3) Wear running shoes. I know, this sounds obvious… But I don’t just mean sneakers, trainers, or “tennis shoes,” as my Southern partner calls them. I mean shoes meant to help you run. Shoes that are built for the forward motion of running, not trainers meant to give you stability at the gym, or stylish sneakers that follow the latest trend. Running shoes will help you run. You may already own some, and if they’re not 10 years old, that’s great! Use those. But if you either don’t have a pair or your old ragged pair is worn out and ragged, you should buy some. Do it! Take the plunge. Having the proper footwear is one of the most important parts of running, especially for warding off injury. Your feet and body will thank you.

An often-received follow-up question: “Which shoes do you recommend that I buy?” This really depends on your foot, your stride, your preferences… So unfortunately I can’t tell you about a magic shoe that will be perfect for you no matter what. But I can say that my personal favourite for an all-around comfortable, reliable running shoe is the Nike Zoom Pegasus. Now 37 years old and still going strong.

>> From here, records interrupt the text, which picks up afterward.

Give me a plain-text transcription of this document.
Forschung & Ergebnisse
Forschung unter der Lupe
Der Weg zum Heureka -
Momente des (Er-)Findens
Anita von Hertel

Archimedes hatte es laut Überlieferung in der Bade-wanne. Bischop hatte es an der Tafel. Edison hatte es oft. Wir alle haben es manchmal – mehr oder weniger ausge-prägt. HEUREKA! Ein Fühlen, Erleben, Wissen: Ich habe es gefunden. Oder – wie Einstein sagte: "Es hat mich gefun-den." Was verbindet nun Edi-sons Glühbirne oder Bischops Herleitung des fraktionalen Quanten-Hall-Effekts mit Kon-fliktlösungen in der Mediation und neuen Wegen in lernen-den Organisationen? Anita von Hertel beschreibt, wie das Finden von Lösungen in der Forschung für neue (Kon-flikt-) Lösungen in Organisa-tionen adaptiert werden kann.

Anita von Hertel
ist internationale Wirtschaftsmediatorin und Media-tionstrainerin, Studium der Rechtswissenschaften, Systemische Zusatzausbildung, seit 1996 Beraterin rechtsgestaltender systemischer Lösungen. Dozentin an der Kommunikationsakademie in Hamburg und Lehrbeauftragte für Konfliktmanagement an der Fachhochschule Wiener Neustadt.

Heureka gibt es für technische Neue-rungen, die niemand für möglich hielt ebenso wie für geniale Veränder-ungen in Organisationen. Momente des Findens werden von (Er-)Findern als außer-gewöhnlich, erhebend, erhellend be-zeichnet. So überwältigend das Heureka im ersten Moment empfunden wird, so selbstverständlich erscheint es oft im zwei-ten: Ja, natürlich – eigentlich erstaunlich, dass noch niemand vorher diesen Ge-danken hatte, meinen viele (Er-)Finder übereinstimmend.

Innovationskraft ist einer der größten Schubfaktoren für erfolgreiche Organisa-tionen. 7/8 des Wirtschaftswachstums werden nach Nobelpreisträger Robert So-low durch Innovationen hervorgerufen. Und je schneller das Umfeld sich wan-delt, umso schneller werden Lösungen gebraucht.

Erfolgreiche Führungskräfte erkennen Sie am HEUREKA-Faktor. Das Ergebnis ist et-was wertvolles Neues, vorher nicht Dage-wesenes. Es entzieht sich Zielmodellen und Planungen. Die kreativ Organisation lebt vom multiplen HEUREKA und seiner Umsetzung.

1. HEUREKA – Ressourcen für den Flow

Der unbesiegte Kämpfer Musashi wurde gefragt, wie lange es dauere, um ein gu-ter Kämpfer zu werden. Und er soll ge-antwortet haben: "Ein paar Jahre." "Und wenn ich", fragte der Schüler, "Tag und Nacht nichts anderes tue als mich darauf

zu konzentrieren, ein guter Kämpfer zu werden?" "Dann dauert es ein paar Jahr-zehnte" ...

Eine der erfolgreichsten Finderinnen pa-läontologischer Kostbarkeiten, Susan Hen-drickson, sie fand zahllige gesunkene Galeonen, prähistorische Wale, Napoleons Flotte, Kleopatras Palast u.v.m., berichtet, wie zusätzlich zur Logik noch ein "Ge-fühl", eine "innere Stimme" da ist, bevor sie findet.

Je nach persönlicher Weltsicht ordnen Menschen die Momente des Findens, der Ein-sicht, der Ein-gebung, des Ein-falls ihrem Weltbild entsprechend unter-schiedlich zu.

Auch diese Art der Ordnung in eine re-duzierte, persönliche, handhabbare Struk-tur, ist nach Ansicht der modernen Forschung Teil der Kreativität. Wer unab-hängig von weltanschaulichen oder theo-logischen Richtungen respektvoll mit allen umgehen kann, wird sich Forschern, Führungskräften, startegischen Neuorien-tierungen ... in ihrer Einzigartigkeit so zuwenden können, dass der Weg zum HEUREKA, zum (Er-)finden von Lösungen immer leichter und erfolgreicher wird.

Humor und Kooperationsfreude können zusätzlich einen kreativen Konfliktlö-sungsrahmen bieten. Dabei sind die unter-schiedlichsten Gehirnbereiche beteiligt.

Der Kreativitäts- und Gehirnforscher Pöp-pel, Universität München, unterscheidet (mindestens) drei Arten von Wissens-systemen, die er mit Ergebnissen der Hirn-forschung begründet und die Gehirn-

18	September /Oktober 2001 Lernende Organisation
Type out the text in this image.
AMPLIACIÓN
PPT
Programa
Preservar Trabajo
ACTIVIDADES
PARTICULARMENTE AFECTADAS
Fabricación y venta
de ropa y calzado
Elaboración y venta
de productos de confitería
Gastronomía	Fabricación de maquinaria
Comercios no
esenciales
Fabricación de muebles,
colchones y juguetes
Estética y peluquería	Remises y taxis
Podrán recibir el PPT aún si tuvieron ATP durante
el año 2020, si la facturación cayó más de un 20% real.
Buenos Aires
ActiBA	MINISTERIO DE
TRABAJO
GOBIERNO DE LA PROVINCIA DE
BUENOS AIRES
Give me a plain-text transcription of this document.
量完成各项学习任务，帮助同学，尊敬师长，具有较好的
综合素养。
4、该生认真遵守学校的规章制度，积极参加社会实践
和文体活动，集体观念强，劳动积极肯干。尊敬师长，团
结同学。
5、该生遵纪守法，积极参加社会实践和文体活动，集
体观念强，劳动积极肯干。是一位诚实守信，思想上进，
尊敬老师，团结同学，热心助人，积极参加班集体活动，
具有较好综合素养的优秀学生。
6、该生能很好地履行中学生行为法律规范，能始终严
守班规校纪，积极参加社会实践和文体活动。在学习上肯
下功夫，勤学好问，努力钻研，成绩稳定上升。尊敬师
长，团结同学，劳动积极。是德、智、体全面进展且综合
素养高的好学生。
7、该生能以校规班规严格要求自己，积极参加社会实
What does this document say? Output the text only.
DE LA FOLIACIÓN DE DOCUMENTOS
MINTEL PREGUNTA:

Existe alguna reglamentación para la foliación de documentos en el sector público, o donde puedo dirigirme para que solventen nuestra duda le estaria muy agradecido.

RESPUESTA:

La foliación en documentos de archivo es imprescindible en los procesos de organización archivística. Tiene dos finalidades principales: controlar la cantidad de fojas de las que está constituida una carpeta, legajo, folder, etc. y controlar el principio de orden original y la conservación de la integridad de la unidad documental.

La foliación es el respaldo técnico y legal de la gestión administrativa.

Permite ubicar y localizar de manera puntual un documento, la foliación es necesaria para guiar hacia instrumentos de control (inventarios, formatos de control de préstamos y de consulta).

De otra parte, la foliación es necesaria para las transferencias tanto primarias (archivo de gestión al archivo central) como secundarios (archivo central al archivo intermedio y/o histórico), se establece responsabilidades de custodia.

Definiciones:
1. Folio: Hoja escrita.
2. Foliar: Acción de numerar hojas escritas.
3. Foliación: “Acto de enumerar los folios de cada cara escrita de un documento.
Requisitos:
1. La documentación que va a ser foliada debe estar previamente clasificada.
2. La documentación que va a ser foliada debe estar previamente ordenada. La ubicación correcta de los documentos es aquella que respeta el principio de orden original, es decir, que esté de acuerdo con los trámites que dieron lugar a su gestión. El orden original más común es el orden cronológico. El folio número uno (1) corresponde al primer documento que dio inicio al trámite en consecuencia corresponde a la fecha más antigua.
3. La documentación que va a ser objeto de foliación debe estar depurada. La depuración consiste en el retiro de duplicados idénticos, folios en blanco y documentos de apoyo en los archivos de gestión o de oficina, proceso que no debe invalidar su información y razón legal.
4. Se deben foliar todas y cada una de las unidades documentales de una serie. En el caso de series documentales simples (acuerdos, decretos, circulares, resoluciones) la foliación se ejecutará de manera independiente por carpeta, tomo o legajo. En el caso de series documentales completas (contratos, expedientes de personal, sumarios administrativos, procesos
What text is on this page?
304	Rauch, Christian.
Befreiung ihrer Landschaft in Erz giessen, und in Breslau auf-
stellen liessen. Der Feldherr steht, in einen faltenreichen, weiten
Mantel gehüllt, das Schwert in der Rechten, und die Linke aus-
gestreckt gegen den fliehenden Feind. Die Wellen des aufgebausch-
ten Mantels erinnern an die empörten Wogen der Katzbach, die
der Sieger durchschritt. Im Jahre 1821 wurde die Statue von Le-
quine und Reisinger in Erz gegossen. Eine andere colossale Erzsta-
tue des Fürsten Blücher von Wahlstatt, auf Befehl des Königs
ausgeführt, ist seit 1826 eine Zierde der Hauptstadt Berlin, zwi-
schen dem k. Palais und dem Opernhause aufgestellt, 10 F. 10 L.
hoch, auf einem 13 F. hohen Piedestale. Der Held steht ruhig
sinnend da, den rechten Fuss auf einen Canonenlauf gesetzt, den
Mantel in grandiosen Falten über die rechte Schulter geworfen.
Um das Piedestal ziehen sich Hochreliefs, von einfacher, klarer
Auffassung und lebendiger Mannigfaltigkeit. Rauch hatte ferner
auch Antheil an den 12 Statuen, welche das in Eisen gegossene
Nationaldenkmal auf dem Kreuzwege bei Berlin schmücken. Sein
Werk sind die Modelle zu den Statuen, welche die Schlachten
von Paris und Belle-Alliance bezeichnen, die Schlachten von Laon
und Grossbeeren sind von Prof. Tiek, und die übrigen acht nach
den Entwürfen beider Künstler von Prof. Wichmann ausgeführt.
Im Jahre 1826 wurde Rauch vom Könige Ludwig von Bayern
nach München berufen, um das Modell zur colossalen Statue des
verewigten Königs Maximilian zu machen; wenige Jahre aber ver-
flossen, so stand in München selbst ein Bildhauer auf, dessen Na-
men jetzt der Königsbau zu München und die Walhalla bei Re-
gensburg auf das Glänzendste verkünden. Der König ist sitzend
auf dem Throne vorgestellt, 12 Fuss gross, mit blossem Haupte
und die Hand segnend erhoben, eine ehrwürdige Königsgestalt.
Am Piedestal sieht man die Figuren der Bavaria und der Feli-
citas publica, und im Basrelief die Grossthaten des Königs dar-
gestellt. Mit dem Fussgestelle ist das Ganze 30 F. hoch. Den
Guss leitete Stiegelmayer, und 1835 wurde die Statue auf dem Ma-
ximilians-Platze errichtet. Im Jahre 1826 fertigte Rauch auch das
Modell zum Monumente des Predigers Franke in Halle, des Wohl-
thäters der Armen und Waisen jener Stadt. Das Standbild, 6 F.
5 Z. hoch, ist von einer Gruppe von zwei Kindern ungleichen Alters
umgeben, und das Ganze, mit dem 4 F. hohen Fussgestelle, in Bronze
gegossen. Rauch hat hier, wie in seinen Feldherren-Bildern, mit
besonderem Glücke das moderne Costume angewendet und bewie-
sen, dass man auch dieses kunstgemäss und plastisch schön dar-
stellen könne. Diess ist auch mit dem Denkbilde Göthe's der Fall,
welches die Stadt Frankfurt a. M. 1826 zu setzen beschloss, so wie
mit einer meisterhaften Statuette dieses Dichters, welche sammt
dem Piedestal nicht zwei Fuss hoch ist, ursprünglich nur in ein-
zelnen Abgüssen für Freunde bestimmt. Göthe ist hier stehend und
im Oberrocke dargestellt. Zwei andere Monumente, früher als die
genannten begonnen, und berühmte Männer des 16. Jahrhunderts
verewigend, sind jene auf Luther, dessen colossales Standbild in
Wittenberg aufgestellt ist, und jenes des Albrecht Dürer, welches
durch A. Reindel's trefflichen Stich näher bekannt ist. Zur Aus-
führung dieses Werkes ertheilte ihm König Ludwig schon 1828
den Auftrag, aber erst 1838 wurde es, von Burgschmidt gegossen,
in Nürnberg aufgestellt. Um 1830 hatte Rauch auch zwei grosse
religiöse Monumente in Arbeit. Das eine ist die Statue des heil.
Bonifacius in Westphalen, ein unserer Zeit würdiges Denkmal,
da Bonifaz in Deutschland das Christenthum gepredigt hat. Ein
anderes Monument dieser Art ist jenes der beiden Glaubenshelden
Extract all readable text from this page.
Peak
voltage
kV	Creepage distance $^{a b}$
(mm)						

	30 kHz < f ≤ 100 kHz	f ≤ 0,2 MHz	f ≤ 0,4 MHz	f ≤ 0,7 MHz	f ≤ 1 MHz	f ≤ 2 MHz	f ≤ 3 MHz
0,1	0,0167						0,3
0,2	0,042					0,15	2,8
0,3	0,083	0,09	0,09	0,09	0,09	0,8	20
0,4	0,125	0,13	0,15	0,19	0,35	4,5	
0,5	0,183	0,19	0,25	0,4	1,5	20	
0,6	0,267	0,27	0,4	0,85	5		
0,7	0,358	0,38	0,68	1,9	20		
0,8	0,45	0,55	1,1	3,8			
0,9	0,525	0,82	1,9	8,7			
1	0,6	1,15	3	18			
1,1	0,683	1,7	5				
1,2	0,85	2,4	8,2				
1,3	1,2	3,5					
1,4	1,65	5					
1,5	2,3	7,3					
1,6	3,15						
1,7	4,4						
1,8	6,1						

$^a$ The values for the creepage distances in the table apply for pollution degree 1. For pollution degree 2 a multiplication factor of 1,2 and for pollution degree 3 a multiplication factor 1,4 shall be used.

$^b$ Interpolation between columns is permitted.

4) Run when and where you are happy. Some of us are morning people; others are not. The same can be said for runners — some runners are morning runners (*hand way up*), others are definitely not (there’s a reason why there’s a run club called “Night Terrors”)… There is no right time of day to run, no magic number of times per week. Run when you want, when your schedule allows, and when you feel the most motivated. The same goes for where. Have a favourite walking trail nearby? Try running it! Love being near the lake? Consider driving there once a week for a special waterside run. Bored with your usual neighbourhood routes? Try running them in reverse! You’ll be amazed at what a difference your scenery can make to your attitude and motivation. Especially right now when we can’t run with friends, running in places and at times that make us happy will increase that boost of energy and endorphins.

5) You are a runner! If you get out there and put one foot in front of the other, you are a runner. There is no speed or distance necessary to achieve that milestone — the only thing that makes you a runner is you! Running is truly that simple.

And that’s why so many people love it. That’s why it can mean so much.

It’s just you and the earth, coming to terms with each other one step at a time.

So, one more time for the people in the back: You. Are. A. Runner.